A new deal was signed in Cairo on Wednesday between the two rival groups of Palestine -- Fatah and Hamas -- ending four years of enmity.
The two groups which have been at logger heads since 2006, agreed to form an adhoc government with elections slated early next year. Their relations strained since Fatah's exclusion from Gaza in 2007.
Egypt, which was instrumental in getting the foes together, urged both the parties to form the new government keeping in mind the interests of Palestinians in the long run. Fatah, headed by Palestinian President Mahmoud Abbas, is dominant in the West Bank, and the Hamas under Khaled Meshaal control the Gaza Strip.
Welcoming the pact, U.N. spokesman Martin Nesirky said, “reconciliation will now take place in a manner that promotes the cause of peace, security and non-violence.”

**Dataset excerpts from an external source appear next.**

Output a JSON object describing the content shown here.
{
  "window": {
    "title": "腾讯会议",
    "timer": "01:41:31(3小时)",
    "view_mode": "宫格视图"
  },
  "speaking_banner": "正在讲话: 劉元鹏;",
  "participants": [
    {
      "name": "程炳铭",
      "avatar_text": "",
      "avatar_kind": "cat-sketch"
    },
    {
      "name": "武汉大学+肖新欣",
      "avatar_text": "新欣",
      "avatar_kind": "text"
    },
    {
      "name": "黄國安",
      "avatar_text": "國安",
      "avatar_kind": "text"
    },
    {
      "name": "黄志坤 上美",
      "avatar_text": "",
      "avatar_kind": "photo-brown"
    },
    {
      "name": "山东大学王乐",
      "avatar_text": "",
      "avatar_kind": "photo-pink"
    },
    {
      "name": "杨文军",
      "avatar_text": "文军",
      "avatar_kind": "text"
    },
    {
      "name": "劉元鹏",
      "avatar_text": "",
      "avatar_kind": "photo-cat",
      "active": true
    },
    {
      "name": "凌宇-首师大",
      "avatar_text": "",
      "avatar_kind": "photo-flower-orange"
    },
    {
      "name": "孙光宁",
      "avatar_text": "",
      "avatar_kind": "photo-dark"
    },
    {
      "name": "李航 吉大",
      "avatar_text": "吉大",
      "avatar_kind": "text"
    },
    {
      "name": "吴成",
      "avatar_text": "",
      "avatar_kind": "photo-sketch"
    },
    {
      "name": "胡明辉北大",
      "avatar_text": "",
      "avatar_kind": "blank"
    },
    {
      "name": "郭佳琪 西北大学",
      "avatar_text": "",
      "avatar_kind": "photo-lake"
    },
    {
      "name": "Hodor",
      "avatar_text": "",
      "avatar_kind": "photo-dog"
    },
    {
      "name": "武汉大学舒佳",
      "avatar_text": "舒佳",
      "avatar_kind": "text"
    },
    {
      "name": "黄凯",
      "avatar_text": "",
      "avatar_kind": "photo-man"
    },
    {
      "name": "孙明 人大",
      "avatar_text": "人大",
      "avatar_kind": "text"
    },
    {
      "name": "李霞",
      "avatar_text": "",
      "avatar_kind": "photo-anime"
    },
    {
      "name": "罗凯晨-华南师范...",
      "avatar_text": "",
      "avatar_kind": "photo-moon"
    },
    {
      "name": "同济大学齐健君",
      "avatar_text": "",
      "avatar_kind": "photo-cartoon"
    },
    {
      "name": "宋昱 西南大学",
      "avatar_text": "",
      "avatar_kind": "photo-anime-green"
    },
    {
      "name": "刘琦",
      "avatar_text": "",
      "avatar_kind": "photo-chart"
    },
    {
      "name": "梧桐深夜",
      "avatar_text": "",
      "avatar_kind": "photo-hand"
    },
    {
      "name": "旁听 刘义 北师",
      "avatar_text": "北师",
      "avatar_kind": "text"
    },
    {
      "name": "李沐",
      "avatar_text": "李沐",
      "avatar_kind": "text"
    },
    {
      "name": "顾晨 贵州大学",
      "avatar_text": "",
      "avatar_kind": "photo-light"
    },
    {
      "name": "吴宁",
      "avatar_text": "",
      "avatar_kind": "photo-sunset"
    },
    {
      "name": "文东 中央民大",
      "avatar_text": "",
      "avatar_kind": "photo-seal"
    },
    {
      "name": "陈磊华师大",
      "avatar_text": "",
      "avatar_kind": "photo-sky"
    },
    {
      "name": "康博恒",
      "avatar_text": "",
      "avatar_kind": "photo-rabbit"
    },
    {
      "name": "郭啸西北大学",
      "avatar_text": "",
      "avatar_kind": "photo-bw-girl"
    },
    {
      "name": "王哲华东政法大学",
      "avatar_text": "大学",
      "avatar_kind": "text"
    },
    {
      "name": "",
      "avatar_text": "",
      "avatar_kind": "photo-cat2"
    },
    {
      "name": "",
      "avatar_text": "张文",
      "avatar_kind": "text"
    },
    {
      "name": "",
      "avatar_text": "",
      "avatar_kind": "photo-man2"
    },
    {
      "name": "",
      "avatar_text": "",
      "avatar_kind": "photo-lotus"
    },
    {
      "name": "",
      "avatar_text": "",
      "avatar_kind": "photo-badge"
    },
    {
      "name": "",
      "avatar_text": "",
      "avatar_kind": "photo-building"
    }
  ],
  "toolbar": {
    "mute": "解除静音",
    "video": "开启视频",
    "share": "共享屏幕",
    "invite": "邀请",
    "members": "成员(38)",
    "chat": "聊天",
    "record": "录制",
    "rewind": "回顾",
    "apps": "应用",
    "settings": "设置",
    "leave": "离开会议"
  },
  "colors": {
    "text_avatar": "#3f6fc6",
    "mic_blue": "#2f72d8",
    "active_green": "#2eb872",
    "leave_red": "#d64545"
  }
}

“Palestinians have paid a heavy price for their infighting,” said Azzam al- Ahmad, head of Fatah's team at the Cairo conference. “We are proud that we now possess the national will to end our divisions so we can end the occupation of Palestine ... the last occupation in history.”
Israel, however, condemned the agreement, which was brokered secretly by Egypt, as it will not secure peace in the Middle East and urged Abbas to ignore the Islamist movement of Hamas.
Israel said Fatah could not be a peace partner and maintain ties with Hamas, whose main aim is the destruction of the Jewish state.